Silje Figenschou Thoresen
there are as many features pointing forward as backwards
«We work like this. We save sticks and wood and tarp and wire. Then we make things. Then we don’t need those things anymore, and we take them apart. Sometimes sticks and wire go directly into new constructions, sometimes they are stored for later use. Sometimes they are left to rot. And if you don’t absolutely have to, you don’t change. If a stick is too long for this construction, perhaps a shorter stick can be found. You never know when you need that long stick. All your constructions are stored for later constructions.»
Silje Figenschou Thoresen
Silje likes sticks. She also likes straps, ropes, clamps, copper pipping, lead strips, black rubber sheeting and much else that goes into her sculptures. ‘We’ in the quote above refers to her own rural Sámi background. The method she has adopted for her artistic practice involves letting the materials lead the way; she lets a stick just be as it is. The materials that are available help determine the outcome. And the outcome is always changeable.
In the crafting tradition in which Silje was raised, improvisation is a natural and central part of getting everything in one’s surroundings to function. Her sculptures lack a function but nevertheless have strong references to functionality and to solutions based on just whatever is available in terms of materials, skills and other variables. One could therefore say that her sculptures allude to a survival strategy and self-reliance, which are on the wane in our affluent society. Many of us are poorly trained in pragmatic repair, but perhaps it is precisely this type of knowledge that we will soon need when our affluence ends.
Silje has for many years been inspired by her own people’s ability to make the best out of whatever is in their environment. For the art project Kløkt! / Indigenuity (2010–2013), she collaborated with Joar Nango to document hundreds of homemade solutions in homes and cabins in Sapmí. Since then, she has worked with sculpture and tried find some sort of inherent will in the materials she uses. The materials are allowed to participate in determining a sculptural outcome, but the result also has a temporary quality because the same materials can be used for something else in a different constellation later on. And since she never knows which context the various elements will be used in downline, there is no point in changing any individual element.
Pragmatic, yes – but the seemingly arbitrary compositions have been meticulously thought through; there is thus also a kind of underlying formalism that allows the dialogue between the materials to be decisive for the outcome. The materials usually have a history that can refer to a specific local situation. But these histories are more like latent backdrops. An analogy would be to a person whose history is not necessarily revealed to the world at large, but which is nevertheless significant and affects the person’s character. In the exhibition, the inherent will and changeability of materials also come to expression in an immediate way in a series of paintings. Between double sheets of glass, colours are allowed to move slowly throughout the exhibition period.

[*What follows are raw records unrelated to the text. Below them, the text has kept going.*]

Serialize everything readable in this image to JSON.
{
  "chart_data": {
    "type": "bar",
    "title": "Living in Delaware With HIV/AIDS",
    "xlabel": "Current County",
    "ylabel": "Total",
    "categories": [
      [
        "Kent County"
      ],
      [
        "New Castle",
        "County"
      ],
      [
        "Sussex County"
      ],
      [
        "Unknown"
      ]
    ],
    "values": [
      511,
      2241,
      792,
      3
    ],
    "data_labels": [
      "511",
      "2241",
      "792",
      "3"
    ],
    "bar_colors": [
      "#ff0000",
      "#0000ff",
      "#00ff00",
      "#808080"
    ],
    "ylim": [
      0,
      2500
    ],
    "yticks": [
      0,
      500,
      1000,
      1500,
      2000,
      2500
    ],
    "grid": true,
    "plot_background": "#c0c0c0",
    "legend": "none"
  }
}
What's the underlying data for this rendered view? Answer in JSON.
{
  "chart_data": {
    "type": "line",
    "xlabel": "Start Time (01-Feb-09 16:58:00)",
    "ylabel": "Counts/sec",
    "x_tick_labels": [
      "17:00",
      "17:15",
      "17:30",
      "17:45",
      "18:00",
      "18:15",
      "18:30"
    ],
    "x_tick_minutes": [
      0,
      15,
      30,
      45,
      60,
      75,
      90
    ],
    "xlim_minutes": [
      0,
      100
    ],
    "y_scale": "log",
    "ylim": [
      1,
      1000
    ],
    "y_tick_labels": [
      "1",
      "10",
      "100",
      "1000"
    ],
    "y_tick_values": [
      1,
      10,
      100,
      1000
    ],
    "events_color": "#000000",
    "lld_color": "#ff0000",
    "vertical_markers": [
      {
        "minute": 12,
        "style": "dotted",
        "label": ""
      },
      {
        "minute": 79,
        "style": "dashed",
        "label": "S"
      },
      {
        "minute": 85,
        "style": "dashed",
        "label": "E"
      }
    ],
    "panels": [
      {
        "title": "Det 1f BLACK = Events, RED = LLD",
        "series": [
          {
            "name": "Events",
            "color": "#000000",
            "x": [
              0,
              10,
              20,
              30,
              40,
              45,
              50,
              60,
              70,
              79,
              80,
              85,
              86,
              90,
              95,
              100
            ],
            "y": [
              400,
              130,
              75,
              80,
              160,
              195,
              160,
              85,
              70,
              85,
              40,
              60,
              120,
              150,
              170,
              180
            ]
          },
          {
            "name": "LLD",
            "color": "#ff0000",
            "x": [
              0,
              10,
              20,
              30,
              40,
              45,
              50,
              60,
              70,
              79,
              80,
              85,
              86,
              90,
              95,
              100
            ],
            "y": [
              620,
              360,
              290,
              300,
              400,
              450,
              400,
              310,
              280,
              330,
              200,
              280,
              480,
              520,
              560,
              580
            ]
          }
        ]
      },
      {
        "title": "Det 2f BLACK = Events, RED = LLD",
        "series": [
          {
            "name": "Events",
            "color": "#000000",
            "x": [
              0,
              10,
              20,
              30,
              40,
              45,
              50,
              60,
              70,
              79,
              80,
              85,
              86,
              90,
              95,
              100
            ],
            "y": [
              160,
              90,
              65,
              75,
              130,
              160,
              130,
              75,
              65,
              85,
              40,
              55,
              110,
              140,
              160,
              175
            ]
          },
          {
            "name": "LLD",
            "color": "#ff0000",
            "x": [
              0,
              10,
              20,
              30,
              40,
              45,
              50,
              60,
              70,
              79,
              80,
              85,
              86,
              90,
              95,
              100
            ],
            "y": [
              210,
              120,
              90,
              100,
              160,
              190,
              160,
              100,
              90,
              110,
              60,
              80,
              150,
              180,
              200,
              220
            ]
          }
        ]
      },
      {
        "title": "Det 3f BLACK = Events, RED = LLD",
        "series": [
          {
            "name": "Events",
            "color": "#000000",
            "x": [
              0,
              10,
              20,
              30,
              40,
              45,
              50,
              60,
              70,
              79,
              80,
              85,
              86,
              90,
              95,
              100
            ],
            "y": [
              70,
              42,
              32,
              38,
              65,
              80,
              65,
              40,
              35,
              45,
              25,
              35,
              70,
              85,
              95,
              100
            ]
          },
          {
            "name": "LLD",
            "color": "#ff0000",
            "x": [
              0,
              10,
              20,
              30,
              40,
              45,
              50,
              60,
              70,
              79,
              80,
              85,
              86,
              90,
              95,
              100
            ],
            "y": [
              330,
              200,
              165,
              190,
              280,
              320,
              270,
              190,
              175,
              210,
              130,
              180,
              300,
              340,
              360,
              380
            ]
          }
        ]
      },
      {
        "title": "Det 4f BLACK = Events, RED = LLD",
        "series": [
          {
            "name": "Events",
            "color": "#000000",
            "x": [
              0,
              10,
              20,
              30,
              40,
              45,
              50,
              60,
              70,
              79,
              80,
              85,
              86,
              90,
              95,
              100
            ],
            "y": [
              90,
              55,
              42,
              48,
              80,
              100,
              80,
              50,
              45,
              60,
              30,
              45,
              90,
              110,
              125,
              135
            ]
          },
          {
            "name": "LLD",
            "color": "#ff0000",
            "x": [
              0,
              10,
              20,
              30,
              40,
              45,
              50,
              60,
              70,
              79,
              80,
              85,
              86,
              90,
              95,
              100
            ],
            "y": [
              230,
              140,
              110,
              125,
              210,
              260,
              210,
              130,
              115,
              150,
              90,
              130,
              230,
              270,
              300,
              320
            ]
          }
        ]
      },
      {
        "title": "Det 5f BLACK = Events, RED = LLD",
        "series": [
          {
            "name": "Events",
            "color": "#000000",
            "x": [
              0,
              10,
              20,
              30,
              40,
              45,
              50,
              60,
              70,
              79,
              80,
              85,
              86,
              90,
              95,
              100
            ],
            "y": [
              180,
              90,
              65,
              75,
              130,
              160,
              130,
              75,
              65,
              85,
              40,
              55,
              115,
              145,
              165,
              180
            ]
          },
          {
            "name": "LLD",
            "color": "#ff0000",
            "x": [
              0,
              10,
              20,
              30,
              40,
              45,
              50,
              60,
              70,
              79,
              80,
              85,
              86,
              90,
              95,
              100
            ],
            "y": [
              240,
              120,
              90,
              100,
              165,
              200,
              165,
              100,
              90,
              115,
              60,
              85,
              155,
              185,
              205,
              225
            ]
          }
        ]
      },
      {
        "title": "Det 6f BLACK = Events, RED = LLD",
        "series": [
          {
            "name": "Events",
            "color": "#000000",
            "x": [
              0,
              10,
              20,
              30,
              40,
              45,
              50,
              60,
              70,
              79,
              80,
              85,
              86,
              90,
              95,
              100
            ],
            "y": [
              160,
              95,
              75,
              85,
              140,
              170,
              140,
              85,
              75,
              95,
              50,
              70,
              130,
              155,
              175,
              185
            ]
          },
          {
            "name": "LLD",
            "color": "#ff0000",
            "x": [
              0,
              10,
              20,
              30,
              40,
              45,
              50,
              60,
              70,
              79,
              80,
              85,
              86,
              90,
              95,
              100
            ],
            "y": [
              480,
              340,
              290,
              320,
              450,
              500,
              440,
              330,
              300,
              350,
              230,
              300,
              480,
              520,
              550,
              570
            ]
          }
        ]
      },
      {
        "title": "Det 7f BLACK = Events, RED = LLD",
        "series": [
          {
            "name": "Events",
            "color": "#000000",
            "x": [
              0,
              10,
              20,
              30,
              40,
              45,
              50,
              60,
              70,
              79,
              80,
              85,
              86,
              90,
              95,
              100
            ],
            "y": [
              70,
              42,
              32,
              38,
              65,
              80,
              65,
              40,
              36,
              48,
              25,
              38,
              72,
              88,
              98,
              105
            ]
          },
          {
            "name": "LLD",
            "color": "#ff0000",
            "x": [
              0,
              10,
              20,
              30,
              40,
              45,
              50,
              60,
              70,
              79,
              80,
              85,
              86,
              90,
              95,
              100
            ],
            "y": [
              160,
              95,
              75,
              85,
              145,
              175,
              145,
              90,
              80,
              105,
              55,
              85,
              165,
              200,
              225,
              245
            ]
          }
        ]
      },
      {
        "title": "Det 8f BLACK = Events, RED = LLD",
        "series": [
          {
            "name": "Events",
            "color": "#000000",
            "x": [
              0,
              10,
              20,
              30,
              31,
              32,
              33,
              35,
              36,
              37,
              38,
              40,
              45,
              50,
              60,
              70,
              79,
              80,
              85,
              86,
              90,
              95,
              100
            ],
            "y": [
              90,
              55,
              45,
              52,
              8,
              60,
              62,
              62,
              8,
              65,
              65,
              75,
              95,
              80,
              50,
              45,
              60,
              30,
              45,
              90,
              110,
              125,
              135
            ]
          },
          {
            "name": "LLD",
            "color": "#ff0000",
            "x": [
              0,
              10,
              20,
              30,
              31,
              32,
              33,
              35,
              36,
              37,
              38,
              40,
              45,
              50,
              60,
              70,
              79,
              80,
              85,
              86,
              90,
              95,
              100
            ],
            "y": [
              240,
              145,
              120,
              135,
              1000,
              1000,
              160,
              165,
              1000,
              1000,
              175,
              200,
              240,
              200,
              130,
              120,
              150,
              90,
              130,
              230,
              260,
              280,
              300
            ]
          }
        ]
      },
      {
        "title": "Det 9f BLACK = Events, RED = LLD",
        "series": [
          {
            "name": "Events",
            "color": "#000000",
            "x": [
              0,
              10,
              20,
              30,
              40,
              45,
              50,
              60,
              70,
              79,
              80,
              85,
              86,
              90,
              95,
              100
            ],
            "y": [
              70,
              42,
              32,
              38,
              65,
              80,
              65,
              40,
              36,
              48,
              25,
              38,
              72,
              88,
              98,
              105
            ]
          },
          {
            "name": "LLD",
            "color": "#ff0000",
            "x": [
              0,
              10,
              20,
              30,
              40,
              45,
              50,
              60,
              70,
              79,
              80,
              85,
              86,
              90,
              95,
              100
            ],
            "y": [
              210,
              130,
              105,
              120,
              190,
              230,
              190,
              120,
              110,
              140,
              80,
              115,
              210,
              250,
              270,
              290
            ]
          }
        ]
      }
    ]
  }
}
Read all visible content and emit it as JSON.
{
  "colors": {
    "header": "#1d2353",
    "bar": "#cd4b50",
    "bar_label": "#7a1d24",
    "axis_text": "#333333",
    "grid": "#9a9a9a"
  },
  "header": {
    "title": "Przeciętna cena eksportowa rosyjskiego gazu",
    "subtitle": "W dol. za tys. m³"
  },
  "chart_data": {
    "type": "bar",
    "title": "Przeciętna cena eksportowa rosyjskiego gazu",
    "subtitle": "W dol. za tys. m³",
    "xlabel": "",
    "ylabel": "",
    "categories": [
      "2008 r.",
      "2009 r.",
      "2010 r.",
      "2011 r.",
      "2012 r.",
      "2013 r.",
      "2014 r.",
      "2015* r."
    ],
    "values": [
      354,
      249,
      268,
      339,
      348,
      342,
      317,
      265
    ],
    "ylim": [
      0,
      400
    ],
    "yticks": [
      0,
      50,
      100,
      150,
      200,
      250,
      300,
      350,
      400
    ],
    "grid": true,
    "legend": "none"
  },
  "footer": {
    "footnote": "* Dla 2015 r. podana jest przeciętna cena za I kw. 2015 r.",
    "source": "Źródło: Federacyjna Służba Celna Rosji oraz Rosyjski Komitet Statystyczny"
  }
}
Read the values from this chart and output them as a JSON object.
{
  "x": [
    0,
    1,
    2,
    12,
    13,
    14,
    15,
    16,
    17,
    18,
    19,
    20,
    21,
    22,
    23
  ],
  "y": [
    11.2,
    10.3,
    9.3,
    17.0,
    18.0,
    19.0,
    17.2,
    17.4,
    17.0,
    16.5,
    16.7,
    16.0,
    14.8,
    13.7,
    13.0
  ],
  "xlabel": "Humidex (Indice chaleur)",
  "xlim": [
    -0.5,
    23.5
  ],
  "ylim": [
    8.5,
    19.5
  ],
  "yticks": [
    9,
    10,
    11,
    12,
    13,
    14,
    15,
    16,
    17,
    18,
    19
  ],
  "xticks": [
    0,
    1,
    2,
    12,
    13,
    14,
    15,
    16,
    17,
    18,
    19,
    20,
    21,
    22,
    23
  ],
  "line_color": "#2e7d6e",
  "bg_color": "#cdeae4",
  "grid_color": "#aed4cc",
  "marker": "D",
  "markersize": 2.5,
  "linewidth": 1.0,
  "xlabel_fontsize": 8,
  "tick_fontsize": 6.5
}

The exhibition’s title, there are as many features pointing forward as backwards, is a fragment of a sentence in the Danish archaeologist Povl Simonsen’s publication Varangerfunnene (The Varanger Finds) (1959–68). These finds showed that the history of Nordkalotten (the ‘Cap of the North’, comprised of what are today the parts of Norway, Sweden and Finland north of the Arctic Circle, and formerly also the Kola Peninsula) cut across the later-established national borders, and they helped clarify lines of connection between the Stone Age and today’s Sámi population. But even though Simonsen’s research was pioneering in making Sámi history visible, it represented an external view. To incorporate fragments of Simonsen’s text into her own artistic practice is a strategy that enables her to use the Varanger finds on her own terms. The title – which can be read as both a claim and a question – points simultaneously to something absolutely central in her works and which concerns time: they have been something, they are something now, but they will also become something else.
Silje Figenschou Thoresen (b. 1978) lives and works in Kirkenes. She studied furniture design and interior architecture at Bergen National Academy of the Arts and at Konstfack in Stockholm. Her previous solo exhibitions have been at venues such as Marabouparken Konsthall, Stockholm (2023), Kunstnerforbundet, Oslo (2020), Terminal B, Kirkenes (2019), the Sámi Centre for Contemporary Art, Karasjok (2015) and Trondheim Kunsthall (2014). In autumn 2024 she will have an exhibition at Astrup Fearnley Museum in Oslo. Silje has also participated in several group shows, as the Luleå Biennial (2022), ‘When You Say We Belong to the Light We Belong to the Thunder’ at Estonian Museum of Contemporary Art, Tallin (2019), the Arctic Arts Festival, Harstad (2018) and Lofoten International Art Festival (2017).